Generasi Z yang kerap "disepelekan" sebagai generasi labil, ternyata melek isu-isu global. Mayoritas generasi Z mengonsumsi konten berita ketimbang jenis konten-konten lainnya. Mereka juga punya mimpi untuk bisa berkontribusi terhadap masa depan yang lebih baik untuk bumi.
Demikian poin-poin utama hasil riset yang dipublikasikan Global Coalition for Youth Mental Health di Social Innovation Summit di San Francisco, Amerika Serikat (AS), awal Juni lalu.
Global Coalition for Youth Mental Health merupakan inisiatif kerja sama berbagai lembaga yang digagas United Nations Children's Fund (UNICEF), salah satu lembaga di bawah naungan Perserikatan Bangsa-Bangsa (PBB).
Global Coalition for Youth Mental Health juga disokong oleh Z Zurich Foundation dan sejumlah perusahaan besar, semisal Lululemon, Jo Malone London, Pinterest, Rituals, Sony Group Corporation, Spotify, dan Zurich Insurance Group.
"Gen Z membaca berita lebih banyak ketimbang konten lainnya, dengan enam dari sepuluh di antaranya mengaku kewalahan menghadapi peristiwa-peristiwa terbaru," tulis Global Coalition for Youth Mental Health dalam salah satu poin temuannya.
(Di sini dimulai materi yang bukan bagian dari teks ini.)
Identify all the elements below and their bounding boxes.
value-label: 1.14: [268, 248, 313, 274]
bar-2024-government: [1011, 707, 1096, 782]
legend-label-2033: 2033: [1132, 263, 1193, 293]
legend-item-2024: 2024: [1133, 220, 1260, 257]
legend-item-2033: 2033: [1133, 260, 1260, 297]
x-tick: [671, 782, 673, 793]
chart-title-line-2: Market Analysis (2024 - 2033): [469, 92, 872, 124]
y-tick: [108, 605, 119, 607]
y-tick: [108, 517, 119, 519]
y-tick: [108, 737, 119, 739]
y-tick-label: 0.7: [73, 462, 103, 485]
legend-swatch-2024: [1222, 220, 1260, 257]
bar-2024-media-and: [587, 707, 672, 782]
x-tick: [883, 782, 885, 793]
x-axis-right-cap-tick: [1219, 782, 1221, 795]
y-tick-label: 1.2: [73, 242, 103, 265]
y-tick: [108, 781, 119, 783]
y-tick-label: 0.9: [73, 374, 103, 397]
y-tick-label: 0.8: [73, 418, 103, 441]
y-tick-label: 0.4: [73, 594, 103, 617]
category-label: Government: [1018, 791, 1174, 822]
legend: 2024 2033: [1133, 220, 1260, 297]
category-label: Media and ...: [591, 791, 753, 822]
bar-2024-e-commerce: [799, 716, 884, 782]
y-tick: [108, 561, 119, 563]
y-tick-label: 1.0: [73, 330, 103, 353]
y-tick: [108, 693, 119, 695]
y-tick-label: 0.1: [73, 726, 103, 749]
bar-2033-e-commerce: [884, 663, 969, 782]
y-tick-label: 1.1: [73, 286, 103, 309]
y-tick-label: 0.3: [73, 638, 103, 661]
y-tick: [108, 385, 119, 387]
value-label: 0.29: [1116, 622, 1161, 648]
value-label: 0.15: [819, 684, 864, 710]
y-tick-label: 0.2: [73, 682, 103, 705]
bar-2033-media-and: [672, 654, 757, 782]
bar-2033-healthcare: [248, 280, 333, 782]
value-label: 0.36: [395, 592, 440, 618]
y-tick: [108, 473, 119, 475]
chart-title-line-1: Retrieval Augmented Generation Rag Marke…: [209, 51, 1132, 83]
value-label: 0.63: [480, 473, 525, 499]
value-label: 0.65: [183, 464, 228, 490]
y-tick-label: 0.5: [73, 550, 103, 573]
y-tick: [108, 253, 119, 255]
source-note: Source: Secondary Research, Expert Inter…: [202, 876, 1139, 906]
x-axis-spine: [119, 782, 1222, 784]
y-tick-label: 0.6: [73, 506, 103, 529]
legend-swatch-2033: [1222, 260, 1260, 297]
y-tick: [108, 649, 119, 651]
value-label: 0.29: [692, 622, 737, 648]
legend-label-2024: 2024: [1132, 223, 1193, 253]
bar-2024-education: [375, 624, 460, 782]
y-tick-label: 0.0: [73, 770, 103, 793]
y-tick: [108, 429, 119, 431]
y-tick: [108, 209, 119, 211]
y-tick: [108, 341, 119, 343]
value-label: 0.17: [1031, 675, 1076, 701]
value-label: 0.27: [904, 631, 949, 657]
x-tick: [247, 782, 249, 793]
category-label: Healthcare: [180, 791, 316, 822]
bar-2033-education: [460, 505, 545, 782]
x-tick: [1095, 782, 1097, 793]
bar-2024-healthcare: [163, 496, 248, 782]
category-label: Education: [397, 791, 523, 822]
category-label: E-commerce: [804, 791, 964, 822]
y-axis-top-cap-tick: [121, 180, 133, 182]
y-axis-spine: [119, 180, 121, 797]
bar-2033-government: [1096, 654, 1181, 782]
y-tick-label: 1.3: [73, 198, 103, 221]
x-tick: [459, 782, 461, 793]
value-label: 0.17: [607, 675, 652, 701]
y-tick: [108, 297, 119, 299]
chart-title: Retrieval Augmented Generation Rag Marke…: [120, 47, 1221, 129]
Temuan itu didapat dari survei terhadap 5,600 responden dari kalangan gen Z dari berbagai belahan dunia. Rentang usia responden yang dijadikan sampel dari 14-25 tahun.
Gen Z, tulis Global Coalition for Youth Mental Health, merupakan generasi yang kreatif dan punya determinasi tinggi. Namun, isu-isu terkait konflik geopolitik, krisis ekologi, dan ketidakpastian ekonomi membuat mereka rentan mengalami gangguan kesehatan mental.
"Empat dari sepuluh orang (responden) merasakan stigma ketika mereka berbicara mengenai persoalan kesehatan mental di sekolah atau tempat kerja. Hanya setengah dari jumlah responden yang paham mencari cara untuk menyokong kesehatan mental mereka," tulis Global Coalition for Youth Mental Health.
Kegiatan-kegiatan yang melibatkan gerak badan, membangun koneksi sosial, dan berpikir, semisal berjalan, bermain, atau menghabiskan waktu dengan keluarga dianggap sebagai obat stres bagi kalangan gen Z. Meskipun hidup dalam tekanan, sebanyak 60% gen Z tetap punya asa bisa berkontribusi membuat perubahan.
"Riset ini memberikan gambaran vital mengenai kecemasan yang dirasakan kalangan gen Z menghadapi situasi dunia saat ini selain juga menunjukkan betapa terbatasnya sumber daya yang dibutuhkan gen Z untuk menjaga kesehatan mental mereka," kata Director of Private Fundraising and Partnerships Unicef, Carla Haddad Mardini.
Ilustrasi orang yang mengalami depresi./Foto PDPics/Pixabay.com
Menurut Carla, gen Z butuh bantuan dari berbagai pemangku kebijakan untuk bisa berkembang menjadi calon pemimpin di masa depan. Salah satu fokus utama pemerintah dan pemangku kepentingan ialah memastikan akses terhadap fasilitas kesehatan mental.
“Generasi anak muda yang ada sekarang punya harapan, kemampuan, dan komitmen yang dibutuhjan untuk membangun dunia yang lebih resilien dan ramah," kata Carla.
Anne Wintroub, Head of Social Impact and Engagement Lululemon, mengatakan riset yang dipublikasi Global Coalition for Youth Mental Health menunjukkan kian pentingnya kesehatan mental bagi generasi muda saat ini.
"Kita harus bekerja sama--di semua sektor, industri, dan kawasan--untuk memperkecil jarak dan mencari solusi yang bisa mewarkan pelayanan kesehatan mental dan pengalaman terbaik bagi semua anak, remaja, dan pengasuh mereka," kata Wintroub.